Figure 7. Decreased number of primary cilia in tumoral tissues of CRC patients compared with peritumoral regions

1. A

   Representative image of vimentin⁺ fibroblasts (in green) expressing PC (identified using Arl13b, in red) in a normal colon. Nuclei were stained with DAPI (in blue). Most PC are detected on vimentin⁺ cells (arrow), and few on vimentin‐negative epithelial cells (arrowhead). Scale bars represent 50 μm in the upper and 10 μm in the lower panel.

2. B, C

   Quantitative analysis of PC presence on tumoral and peritumoral regions of colons from CRC patients (n = 28) at tumor (T) stages 1–4. The panels represent the quantification of PC expression (B) of vimentin^positive cells per mm² and (C) per vimentin^positive cells as an arbitrary unit (AU, see Materials and Methods). Data are presented as Box‐and‐whisker plots.
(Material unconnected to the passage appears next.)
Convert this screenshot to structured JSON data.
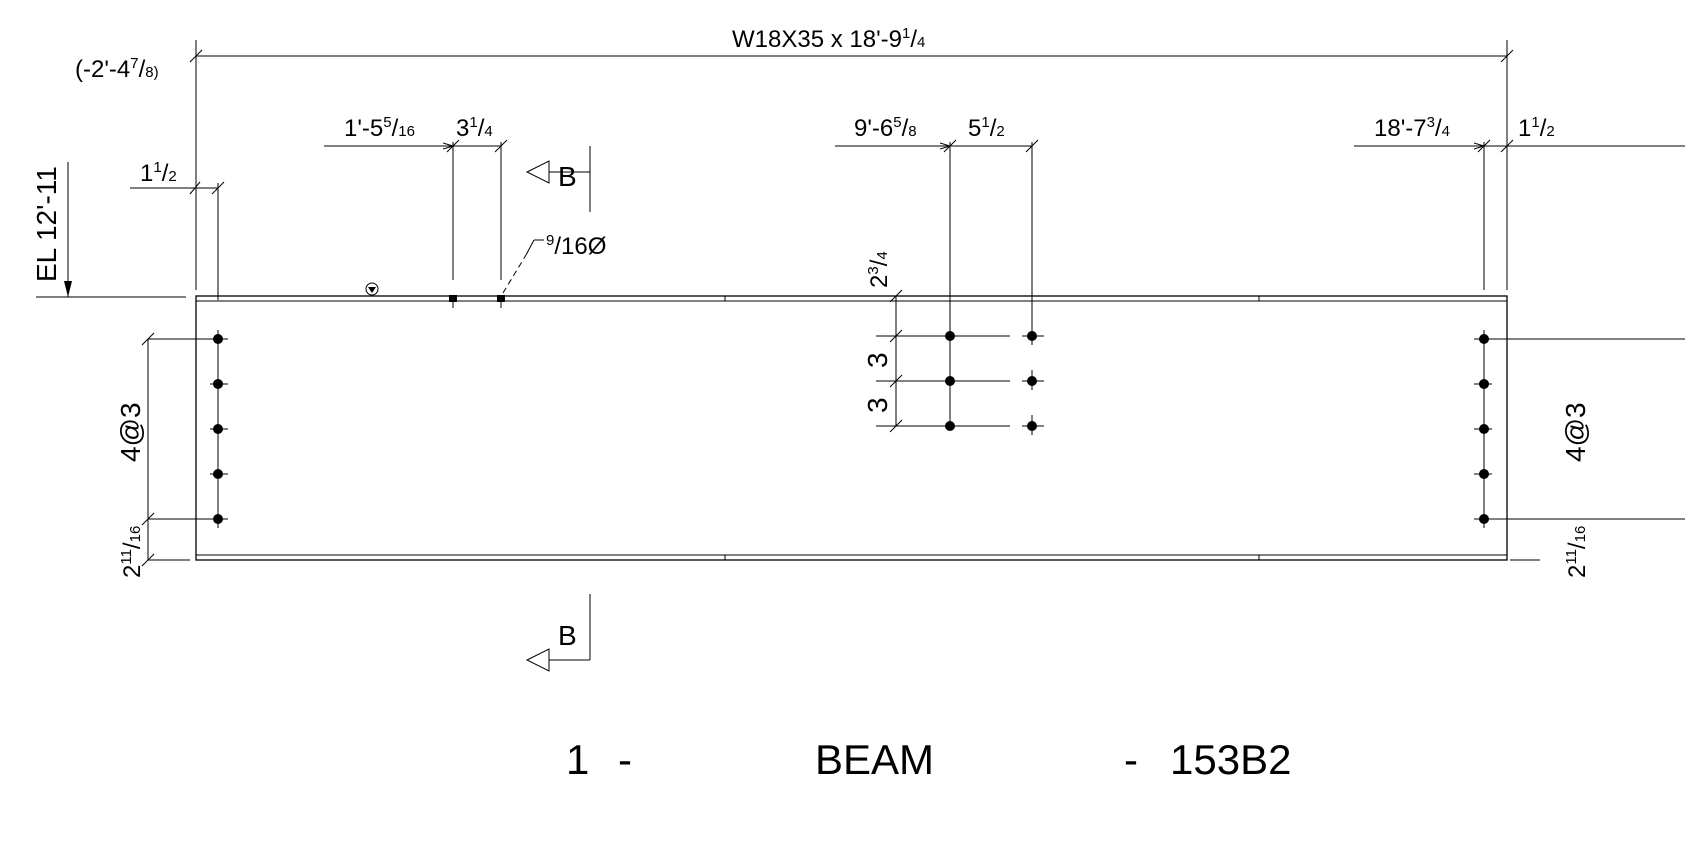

The box plot shows the median (inside line), 25–75 percentiles (box bottom to top), and the Whiskers connect the minimum and the maximum values to the Box. *p < 0.05, **p < 0.01, ***p < 10⁻³, ****p < 10⁻⁴ by two‐tailed unpaired t‐test. Images were acquired on an Andor Dragonfly Spinning Disk Confocal microscope and analyzed with the Imaris software. Quantification of PC and Vimentin⁺ fibroblasts was done on at least five random fields (about 1 mm² each) per sample using ImageJ software.

Figure EV5. Stage I CRC tumors display the decreased number of PC

1. A, B

   Representative images of the tissue of a stage I CRC patient showing the decreased number of primary cilia in tumoral (A) versus peritumoral (B) tissues. PC are indicated by arrows in vimentin^positive fibroblasts and stars in vimentin^low endothelial cells with elongated nucleus. Arrowheads indicate vimentin^negative epithelial cells. Scale bars represent 50 and 10 μm in the upper and lower panel, respectively.

Figure 8. Loss of PC amplifies colonic inflammation

DSS is toxic to the mucosal epithelial cells specifically in the colon, but not genotoxic, leading to the destruction of the mucosal barrier. Our data suggest that the initial inflammation caused by bacteria penetrating the mucosal barrier is promoted by an amplification loop between PC loss and IL‐6 production. This circuit appears to be enhanced in mice deficient for PC.